DEN HAGUE: June 25, 2019. The Dutch coalition government wants to introduce a tax on passenger and cargo flights from January 01, 2021 to make aviation “greener and more sustainable”. A Bill currently under review by the House of Representatives could produce annual revenues of €200 million.

If passed into law, the tax for all-cargo aircraft from 2021 would depend on their noise levels. The noisiest planes would pay €3.85 per tonne and the quietest a rate of €1.925 per tonne. According to the proposal, the tax would be based on the overall weight of the aircraft, so cargo in the bellyhold of a passenger aircraft could also be subject to tax.

While it says it would prefer a European-wide tax on aviation, the Dutch government is making a unilateral move with a €7.0 tax per departing passenger with an exemption for transit passengers.

Schiphol AMS“Unlike travel by car, bus or train, international flights from the Netherlands are not in any way taxed by the Dutch government,” said state secretary for Finance Menno Snel. “This is a key reason for introducing a flight tax. It will also help close the price gap between plane tickets and, for example, train tickets. Many of our neighbours already have a flight tax, so it’s our priority to seek cooperation at European level.”

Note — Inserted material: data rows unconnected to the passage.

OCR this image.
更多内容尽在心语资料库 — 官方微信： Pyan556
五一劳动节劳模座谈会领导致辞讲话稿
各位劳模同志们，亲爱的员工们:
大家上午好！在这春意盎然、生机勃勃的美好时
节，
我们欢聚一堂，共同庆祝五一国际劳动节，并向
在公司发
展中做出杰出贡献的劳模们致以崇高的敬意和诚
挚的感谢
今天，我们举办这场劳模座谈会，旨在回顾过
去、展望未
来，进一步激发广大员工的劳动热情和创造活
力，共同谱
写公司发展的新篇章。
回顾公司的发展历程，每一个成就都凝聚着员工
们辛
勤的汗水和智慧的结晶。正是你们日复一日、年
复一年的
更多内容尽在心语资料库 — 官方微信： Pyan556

The proposal includes measures to prevent a potential negative impact on Schiphol’s role as a hub and on its international network of connections. The bill is part of efforts by the Dutch government to charge consumers and businesses for environmentally polluting behaviour.

In July 2008 it implemented an air passenger tax in a bid to make air transport pay for its CO2 emissions. The rate was €11.25 for departing passengers to European destinations and €45 for long-haul passengers. The tax was abolished in January 2010.

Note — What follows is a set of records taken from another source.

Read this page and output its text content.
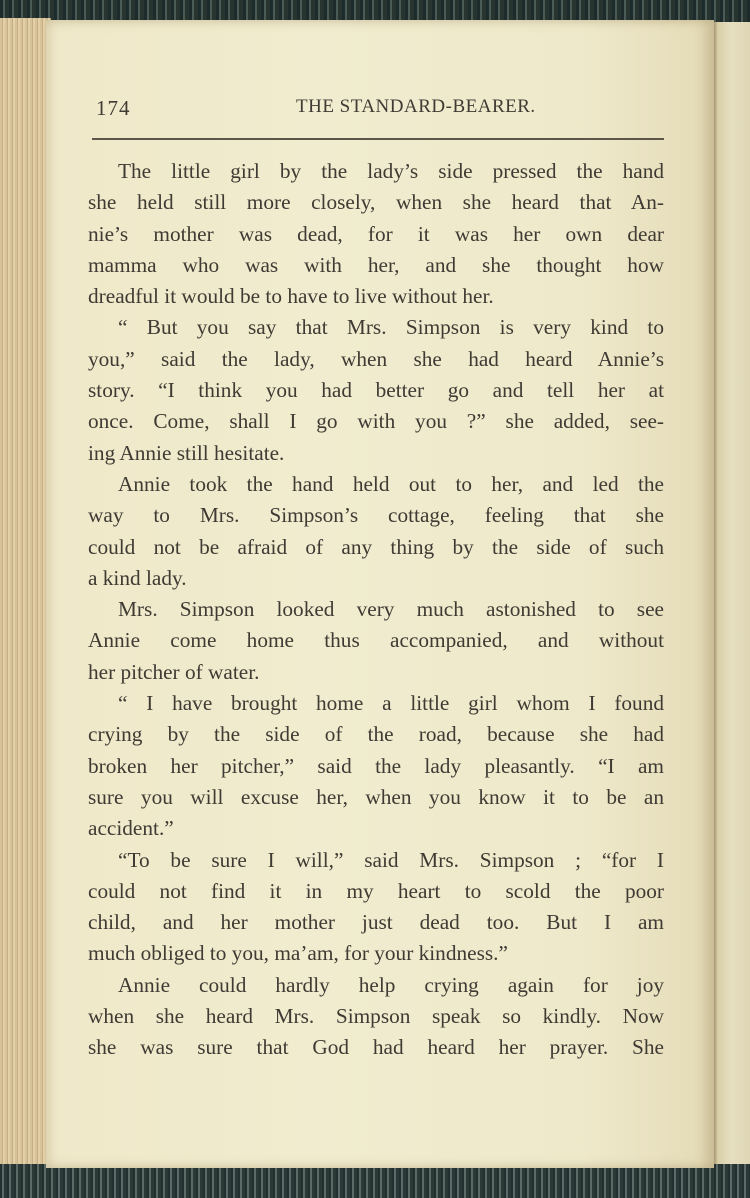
174	THE STANDARD-BEARER.
The little girl by the lady’s side pressed the hand
she held still more closely, when she heard that An-
nie’s mother was dead, for it was her own dear
mamma who was with her, and she thought how
dreadful it would be to have to live without her.
“ But you say that Mrs. Simpson is very kind to
you,” said the lady, when she had heard Annie’s
story. “I think you had better go and tell her at
once. Come, shall I go with you ?” she added, see-
ing Annie still hesitate.
Annie took the hand held out to her, and led the
way to Mrs. Simpson’s cottage, feeling that she
could not be afraid of any thing by the side of such
a kind lady.
Mrs. Simpson looked very much astonished to see
Annie come home thus accompanied, and without
her pitcher of water.
“ I have brought home a little girl whom I found
crying by the side of the road, because she had
broken her pitcher,” said the lady pleasantly. “I am
sure you will excuse her, when you know it to be an
accident.”
“To be sure I will,” said Mrs. Simpson ; “for I
could not find it in my heart to scold the poor
child, and her mother just dead too. But I am
much obliged to you, ma’am, for your kindness.”
Annie could hardly help crying again for joy
when she heard Mrs. Simpson speak so kindly. Now
she was sure that God had heard her prayer. She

In response to the new proposal, IATA says its research shows that air passengers want governments to encourage the development of new technologies and sustainable aviation fuels to reduce aviation carbon emissions, rather than impose what it says are “ineffective environmental taxes”.

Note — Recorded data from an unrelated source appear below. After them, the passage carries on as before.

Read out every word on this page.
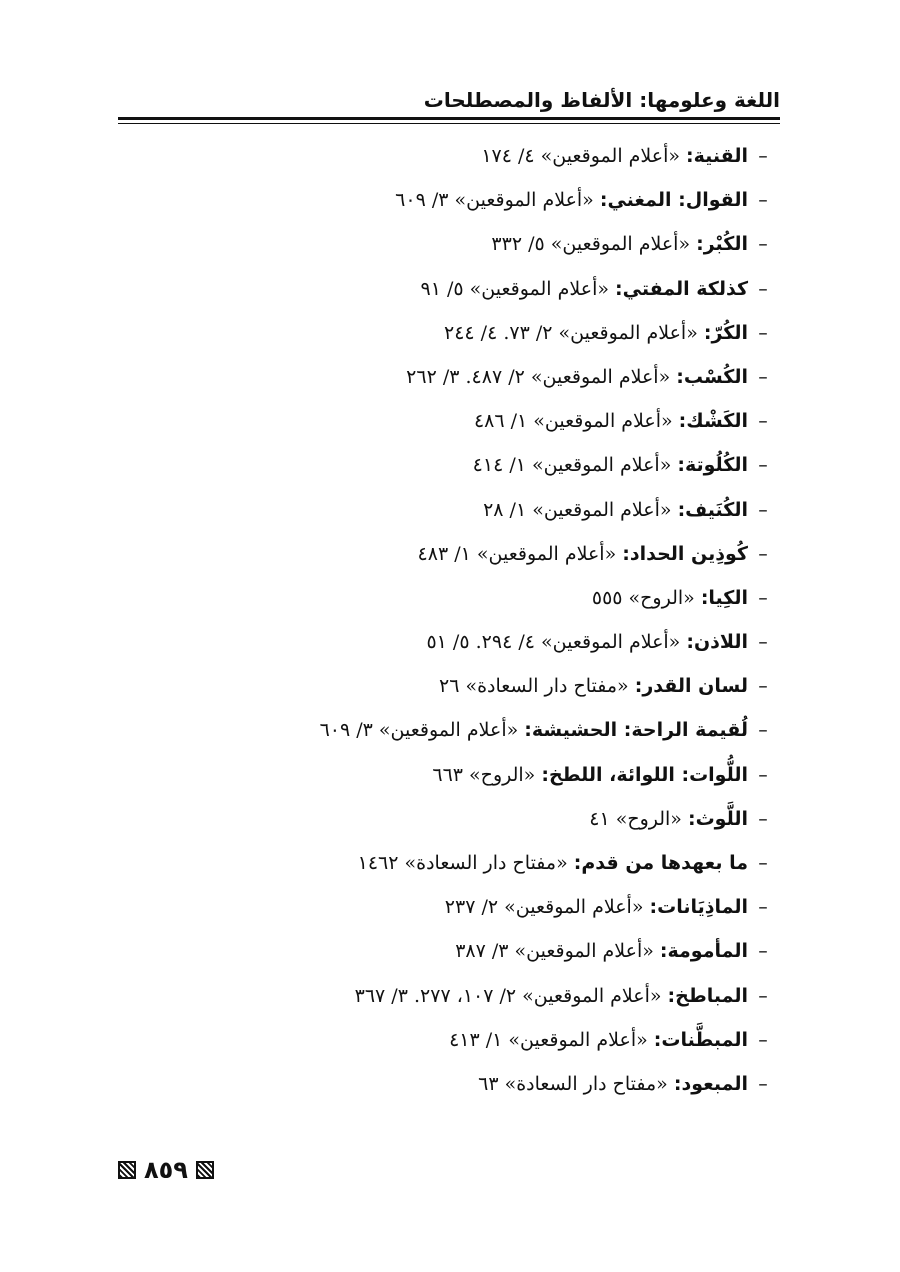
اللغة وعلومها: الألفاظ والمصطلحات
–القنية: «أعلام الموقعين» ٤/ ١٧٤
–القوال: المغني: «أعلام الموقعين» ٣/ ٦٠٩
–الكُبْر: «أعلام الموقعين» ٥/ ٣٣٢
–كذلكة المفتي: «أعلام الموقعين» ٥/ ٩١
–الكُرّ: «أعلام الموقعين» ٢/ ٧٣. ٤/ ٢٤٤
–الكُسْب: «أعلام الموقعين» ٢/ ٤٨٧. ٣/ ٢٦٢
–الكَشْك: «أعلام الموقعين» ١/ ٤٨٦
–الكُلُوتة: «أعلام الموقعين» ١/ ٤١٤
–الكُنَيف: «أعلام الموقعين» ١/ ٢٨
–كُوذِين الحداد: «أعلام الموقعين» ١/ ٤٨٣
–الكِيا: «الروح» ٥٥٥
–اللاذن: «أعلام الموقعين» ٤/ ٢٩٤. ٥/ ٥١
–لسان القدر: «مفتاح دار السعادة» ٢٦
–لُقيمة الراحة: الحشيشة: «أعلام الموقعين» ٣/ ٦٠٩
–اللُّوات: اللوائة، اللطخ: «الروح» ٦٦٣
–اللَّوث: «الروح» ٤١
–ما بعهدها من قدم: «مفتاح دار السعادة» ١٤٦٢
–الماذِيَانات: «أعلام الموقعين» ٢/ ٢٣٧
–المأمومة: «أعلام الموقعين» ٣/ ٣٨٧
–المباطخ: «أعلام الموقعين» ٢/ ١٠٧، ٢٧٧. ٣/ ٣٦٧
–المبطَّنات: «أعلام الموقعين» ١/ ٤١٣
–المبعود: «مفتاح دار السعادة» ٦٣
٨٥٩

“Public opinion has a clear message to governments: work with aviation to encourage investment in clean fuels, and new hybrid and electric technology. This will help airlines cut emissions in half by 2050,” declared IATA director general and CEO Alexandre de Juniac.

IATA says when it asked the question: “Do you trust governments to spend money from environment taxes specifically on environmental protection programmes?” the replies from various European countries were:

                            Trust                        Don't Trust
France                 16%                         81%
Germany              29%                        66%
Netherlands         40%                        53%
Spain                   24%                        73%
UK                       27%                        66%

“Sensible governments should take practical measures to help, not hinder investment through weakening the industry and trying to make flying a preserve of the rich,” claimed de Juniac – who was chairman and CEO of Air France-KLM between 2013-2016.